I hope you have happy goals for this new year, and that 2014 is a year full of good things for you and yours.

In Memory of Tink

On Tuesday night, we began decorating our Christmas tree, and I hung up some of my most special, most prized ornaments:

little crocheted angel

little crocheted angel

I have ten of these incredibly intricate crocheted angels. They are so precious to me not just because they are handmade, but because they were made by someone very dear to me. Leila Claire “Tink” DuVall was a founding member of my first congregation (I am a church pastor) in rural southwest Georgia. It was a small church in a small town, and we were a close-knit little group. Tink lived down the street from our church building, in the nursing home, where she had lived for decades; she was physically-disabled and was in a wheelchair. Every Sunday, she would come down the road in her wheelchair for church.

Tink was a crocheter and a knitter, and I believe she did other handicrafts as well. As you can see, she excelled at the very tiny detail work. She gave these angels to me my last Christmas in Georgia, a week before I moved up here to Ann Arbor. I adore them, and look forward to hanging them on my tree each year. As I hung them up this past Tuesday night, I thought of Tink with gratitude and admiration. I always treasured these angels, but it was only once I learned how to knit and crochet that I truly understood the skill, the work, the time, and the patience involved in making these. There is no way I could ever make one of these angels, let alone ten, let alone the many I know she has made over the years and given away. It truly staggers me to consider.

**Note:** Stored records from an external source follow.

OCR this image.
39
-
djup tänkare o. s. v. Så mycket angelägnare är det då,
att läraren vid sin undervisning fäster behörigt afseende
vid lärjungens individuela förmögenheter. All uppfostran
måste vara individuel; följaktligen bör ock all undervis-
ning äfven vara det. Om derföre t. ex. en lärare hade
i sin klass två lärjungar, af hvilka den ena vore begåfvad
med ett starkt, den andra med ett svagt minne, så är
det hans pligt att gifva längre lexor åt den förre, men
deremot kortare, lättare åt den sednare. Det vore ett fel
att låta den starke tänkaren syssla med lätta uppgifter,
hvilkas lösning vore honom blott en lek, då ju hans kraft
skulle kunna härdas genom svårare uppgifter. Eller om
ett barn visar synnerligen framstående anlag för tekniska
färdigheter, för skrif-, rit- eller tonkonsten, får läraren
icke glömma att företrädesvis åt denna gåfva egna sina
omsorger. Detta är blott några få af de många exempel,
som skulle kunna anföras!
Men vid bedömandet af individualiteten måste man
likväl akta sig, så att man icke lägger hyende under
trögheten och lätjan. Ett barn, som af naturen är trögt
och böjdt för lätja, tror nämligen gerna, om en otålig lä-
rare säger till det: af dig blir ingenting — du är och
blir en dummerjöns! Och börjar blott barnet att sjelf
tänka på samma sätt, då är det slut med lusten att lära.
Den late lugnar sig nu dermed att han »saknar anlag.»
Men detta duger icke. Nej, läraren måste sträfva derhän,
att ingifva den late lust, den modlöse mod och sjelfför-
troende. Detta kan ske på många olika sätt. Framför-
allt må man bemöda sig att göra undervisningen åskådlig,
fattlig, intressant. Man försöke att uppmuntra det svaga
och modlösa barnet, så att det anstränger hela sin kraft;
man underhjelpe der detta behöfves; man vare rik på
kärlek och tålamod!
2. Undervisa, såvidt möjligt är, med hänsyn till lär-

Last night I got a phone call from Tink’s brother, another person very dear to me. He called to tell me that Tink died on Tuesday, killed when an ambulance that was transporting her to the hospital (due to illness) had a wreck. It is such a shock, and such a loss, and it has weighed on me all day. At the same time, I feel a sense of awe and connection, knowing that on the same day she died, I was thinking of her, touching gifts she had made with her own hands for me years ago, being touched by her life and by her generosity and by the many gifts she gave me and others. I am so grateful to have her legacy gracing our tree, and to have had her life touch mine.